Wikipedia has become one of the most accessible online encyclopedias. It has extremely high language coverage, containing articles in 298 languages. Among them, the English version of Wikipedia owns more than 5.6 million articles, sitting in the first position. "Everyone can edit" makes its knowledge constantly increase and evolve. However, knowledge in Wikipedia is in the form of free text or attribute-value pairs in infobox. Wikipedia’s vast knowledge inspires the emergence of many knowledge base (KB) projects that structure knowledge and link knowledge in different languages.
Several projects construct KBs from Wikipedia, e.g., DBpedia , YAGO  and BabelNet . Nevertheless, they have different focuses. YAGO pays more attention to the semantic consistency of the same knowledge in different languages. DBpedia does much work on the extraction and alignment of cross-lingual fact triples. BabelNet concentrates on the entity concepts, senses and synsets.

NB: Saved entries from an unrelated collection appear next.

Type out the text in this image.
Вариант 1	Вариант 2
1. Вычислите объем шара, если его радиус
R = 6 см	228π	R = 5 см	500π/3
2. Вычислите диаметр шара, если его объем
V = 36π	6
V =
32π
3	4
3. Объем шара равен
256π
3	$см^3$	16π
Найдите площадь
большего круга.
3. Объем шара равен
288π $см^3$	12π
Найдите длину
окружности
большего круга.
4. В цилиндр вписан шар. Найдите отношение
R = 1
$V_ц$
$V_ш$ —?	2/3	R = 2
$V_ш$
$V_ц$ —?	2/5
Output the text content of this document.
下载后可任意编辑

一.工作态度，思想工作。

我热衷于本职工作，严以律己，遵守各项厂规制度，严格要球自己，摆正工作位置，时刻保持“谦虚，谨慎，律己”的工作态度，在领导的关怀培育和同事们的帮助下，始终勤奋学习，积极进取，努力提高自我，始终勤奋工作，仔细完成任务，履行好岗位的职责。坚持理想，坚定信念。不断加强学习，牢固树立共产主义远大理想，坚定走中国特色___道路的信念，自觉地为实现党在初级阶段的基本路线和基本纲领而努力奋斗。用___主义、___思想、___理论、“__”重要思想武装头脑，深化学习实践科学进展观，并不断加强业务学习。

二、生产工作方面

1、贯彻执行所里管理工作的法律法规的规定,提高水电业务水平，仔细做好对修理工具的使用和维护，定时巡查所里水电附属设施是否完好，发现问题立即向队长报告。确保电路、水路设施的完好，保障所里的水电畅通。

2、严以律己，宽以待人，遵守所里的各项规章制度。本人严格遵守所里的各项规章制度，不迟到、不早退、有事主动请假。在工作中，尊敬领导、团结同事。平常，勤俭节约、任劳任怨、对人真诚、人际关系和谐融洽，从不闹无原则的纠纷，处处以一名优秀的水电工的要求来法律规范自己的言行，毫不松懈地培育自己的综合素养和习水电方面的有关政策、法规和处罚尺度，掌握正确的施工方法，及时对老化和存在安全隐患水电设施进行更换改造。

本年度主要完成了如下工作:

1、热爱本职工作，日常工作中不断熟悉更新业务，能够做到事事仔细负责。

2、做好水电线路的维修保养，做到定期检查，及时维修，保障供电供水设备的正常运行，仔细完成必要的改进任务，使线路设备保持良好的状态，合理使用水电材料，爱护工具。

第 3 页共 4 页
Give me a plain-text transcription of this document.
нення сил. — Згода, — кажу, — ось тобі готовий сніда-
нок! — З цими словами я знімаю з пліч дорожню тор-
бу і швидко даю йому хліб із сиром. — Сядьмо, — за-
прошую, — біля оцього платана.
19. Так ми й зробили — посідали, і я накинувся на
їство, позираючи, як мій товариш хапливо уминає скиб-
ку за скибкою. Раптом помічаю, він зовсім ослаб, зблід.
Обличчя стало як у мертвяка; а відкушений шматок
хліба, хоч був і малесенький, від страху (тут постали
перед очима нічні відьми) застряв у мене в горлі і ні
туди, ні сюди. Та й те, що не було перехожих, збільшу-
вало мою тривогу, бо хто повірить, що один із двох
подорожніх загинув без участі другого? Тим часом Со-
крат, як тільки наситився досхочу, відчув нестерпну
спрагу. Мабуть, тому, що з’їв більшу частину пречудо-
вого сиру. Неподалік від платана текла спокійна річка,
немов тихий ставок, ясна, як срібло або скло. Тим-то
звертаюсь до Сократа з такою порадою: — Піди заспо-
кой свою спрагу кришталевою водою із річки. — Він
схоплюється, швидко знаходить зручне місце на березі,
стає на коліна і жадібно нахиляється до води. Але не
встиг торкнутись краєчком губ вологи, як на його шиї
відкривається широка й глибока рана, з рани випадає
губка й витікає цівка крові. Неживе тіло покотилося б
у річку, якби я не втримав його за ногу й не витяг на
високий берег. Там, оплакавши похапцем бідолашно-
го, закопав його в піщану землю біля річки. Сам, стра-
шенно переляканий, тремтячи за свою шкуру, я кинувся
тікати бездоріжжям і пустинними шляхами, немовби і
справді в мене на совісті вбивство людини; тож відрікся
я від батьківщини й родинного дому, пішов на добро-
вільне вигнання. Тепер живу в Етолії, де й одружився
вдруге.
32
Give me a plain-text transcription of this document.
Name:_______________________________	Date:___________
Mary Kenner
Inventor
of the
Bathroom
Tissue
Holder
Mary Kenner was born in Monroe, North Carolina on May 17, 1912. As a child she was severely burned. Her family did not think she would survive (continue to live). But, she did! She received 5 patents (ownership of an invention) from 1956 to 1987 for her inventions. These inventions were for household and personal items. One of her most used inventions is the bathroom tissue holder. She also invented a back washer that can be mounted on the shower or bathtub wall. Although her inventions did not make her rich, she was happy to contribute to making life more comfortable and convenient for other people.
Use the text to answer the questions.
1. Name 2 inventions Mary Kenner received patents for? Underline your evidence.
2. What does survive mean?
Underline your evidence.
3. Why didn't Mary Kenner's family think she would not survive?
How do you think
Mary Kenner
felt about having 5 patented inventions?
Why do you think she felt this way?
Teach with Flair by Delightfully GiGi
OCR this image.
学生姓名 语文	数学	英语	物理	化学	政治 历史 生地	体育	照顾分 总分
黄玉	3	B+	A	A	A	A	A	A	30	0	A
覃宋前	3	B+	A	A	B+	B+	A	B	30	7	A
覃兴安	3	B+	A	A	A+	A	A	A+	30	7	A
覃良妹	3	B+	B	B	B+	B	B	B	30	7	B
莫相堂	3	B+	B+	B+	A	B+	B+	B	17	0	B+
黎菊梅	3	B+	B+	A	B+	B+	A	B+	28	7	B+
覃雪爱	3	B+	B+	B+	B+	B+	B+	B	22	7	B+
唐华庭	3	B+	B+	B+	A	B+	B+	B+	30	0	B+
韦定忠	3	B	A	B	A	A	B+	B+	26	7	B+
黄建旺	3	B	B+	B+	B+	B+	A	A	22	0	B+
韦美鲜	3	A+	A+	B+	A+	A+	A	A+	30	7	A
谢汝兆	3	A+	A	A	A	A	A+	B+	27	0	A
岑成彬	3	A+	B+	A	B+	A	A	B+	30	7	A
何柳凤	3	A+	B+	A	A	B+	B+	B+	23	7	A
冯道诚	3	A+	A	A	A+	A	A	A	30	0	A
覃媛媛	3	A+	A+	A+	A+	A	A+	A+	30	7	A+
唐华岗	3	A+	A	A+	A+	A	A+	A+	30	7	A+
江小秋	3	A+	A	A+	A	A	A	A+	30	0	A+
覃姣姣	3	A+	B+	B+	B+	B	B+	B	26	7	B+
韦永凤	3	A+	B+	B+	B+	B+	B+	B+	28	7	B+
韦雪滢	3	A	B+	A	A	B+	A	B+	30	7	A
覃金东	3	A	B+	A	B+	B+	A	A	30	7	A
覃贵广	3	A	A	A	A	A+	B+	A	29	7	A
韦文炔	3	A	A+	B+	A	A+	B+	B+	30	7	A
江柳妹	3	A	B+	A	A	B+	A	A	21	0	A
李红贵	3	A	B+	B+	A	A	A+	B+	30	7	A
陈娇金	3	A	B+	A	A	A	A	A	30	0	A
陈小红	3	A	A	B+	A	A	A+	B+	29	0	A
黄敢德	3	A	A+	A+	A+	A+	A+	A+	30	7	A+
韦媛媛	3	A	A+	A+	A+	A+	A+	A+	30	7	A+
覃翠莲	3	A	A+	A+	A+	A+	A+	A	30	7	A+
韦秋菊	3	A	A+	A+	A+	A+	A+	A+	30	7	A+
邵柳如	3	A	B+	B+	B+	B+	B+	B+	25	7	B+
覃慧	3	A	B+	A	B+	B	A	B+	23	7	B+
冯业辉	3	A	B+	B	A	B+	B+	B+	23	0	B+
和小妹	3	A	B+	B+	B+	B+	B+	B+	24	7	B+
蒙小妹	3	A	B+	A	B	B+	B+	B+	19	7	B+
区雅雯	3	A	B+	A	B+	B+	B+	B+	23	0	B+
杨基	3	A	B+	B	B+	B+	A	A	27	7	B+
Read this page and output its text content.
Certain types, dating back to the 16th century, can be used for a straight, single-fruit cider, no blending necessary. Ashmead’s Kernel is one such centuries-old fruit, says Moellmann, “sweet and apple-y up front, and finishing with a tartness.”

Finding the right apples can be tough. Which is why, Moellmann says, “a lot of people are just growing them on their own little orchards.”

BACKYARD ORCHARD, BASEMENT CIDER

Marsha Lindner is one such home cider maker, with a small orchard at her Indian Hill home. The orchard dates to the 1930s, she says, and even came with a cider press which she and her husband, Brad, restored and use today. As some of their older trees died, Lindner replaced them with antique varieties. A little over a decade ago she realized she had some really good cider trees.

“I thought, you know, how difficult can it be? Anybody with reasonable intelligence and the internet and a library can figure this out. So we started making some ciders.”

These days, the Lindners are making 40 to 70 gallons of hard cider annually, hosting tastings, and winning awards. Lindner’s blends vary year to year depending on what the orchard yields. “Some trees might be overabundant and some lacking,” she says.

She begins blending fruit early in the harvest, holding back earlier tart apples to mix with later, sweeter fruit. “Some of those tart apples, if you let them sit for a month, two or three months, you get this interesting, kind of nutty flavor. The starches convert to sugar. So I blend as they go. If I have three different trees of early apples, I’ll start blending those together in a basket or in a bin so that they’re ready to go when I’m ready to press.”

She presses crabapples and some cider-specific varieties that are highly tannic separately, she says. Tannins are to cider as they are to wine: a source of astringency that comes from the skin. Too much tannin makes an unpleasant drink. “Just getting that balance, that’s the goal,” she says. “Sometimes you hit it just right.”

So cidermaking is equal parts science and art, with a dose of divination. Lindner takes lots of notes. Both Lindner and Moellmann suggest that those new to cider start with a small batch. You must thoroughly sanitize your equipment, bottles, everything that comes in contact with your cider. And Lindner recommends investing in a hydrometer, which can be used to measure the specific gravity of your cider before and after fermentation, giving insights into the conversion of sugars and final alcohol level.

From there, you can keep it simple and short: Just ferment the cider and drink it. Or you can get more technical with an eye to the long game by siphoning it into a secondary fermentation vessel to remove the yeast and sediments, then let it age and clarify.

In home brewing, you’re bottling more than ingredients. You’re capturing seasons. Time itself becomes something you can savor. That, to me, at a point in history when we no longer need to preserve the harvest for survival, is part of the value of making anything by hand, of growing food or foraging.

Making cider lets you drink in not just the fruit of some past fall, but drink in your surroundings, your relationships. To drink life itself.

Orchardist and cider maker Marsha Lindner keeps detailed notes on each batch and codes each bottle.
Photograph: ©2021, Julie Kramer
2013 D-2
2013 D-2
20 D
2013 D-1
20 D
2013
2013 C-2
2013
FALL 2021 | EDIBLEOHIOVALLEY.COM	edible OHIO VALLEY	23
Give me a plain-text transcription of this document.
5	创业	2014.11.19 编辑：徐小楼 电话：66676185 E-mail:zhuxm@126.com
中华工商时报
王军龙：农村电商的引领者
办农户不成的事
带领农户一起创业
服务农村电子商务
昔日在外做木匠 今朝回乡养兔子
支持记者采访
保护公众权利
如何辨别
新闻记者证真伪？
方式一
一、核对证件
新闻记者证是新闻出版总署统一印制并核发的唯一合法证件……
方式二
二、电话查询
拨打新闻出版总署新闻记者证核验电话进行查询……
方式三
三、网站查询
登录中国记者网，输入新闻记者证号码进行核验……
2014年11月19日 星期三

The imbalanced size of different Wikipedia language versions apparently leads to the highly imbalanced knowledge distribution in different languages. This is reflected in the KBs that are based on this imbalance, as knowledge encoded in non-English languages is much less than those in English. To address this issue, XLORE has become the first large-scale cross-lingual KB with a balanced amount of Chinese-English knowledge . It gives a new way for building a knowledge graph across any two languages by utilizing cross-lingual links in Wikipedia. Although XLORE already has a relatively balanced amount of bilingual knowledge, there are still a large number of missing facts that need to be supplemented. After reviewing the quality of XLORE, there are clearly three kinds of facts that require enhancement:
1) The number of cross-lingual links between English instances and Chinese instances is limited. Discovering more cross-lingual links is beneficial to knowledge sharing across different languages;
2) Each language version maintains its own set of infoboxes with their own set of attributes, as well as sometimes providing different values for corresponding attributes. Therefore, attributes in different languages must be matched if we want to get coherent knowledge;
3) The type information of an instance is incomplete. For example, Yao Ming should not only be assigned with Person, Athlete and Basketball Player, but also Businessman.
Completing these three types of missing facts is a very challenging task. Existing cross-lingual knowledge linking discovery methods heavily depend on the number of existing cross-lingual links. It is a fact that the cross-lingual links in Wikipedia are quite sparse. Existing cross-lingual property matching methods have high precision. But the number of aligned properties is quite small for such a large-scale KB. Existing type inference methods require creation and maintenance of large-scale highly-qualified annotated corpora, which are often difficult to obtain.
In this paper, we present XLORE2, an extension of XLORE, as a holistic approach to the creation of a large-scale English-Chinese bilingual KB, to adequately answer the above problems.
Our approach applies the cross-lingual knowledge linking method to find more cross-lingual links between equivalent instances in different languages and the fine-grained type inference method to assign specific types for those instances without type information. Further, we perform subClassOf and instanceOf relations validation in XLORE2 in order to build a high-quality taxonomy. Moreover, in cross-lingual property matching, we investigate several effective features and propose entity-attribute factor graphing to find the corresponding attributes between English and Chinese. This strategy uncovers many more facts by completing the attribute knowledge, and addresses to a large extent the obstacle of language imbalance. Last but not least, we design an efficient entity linking system XLink, which links the “mentions” in a document to the various entities in XLORE2. As a result, XLORE2 reveals significantly more facts when compared with XLORE.
The rest of this paper is organized as follows. Section 2 discusses related work. Section 3 presents the framework of XLORE2. Section 4 introduces our approaches in cross-lingual knowledge building. Section 5 introduces our methods of data quality improvement. Section 6 presents some practical applications of XLORE2. Section 7 gives some statistical analysis of XLORE2. Section 8 then makes a conclusion.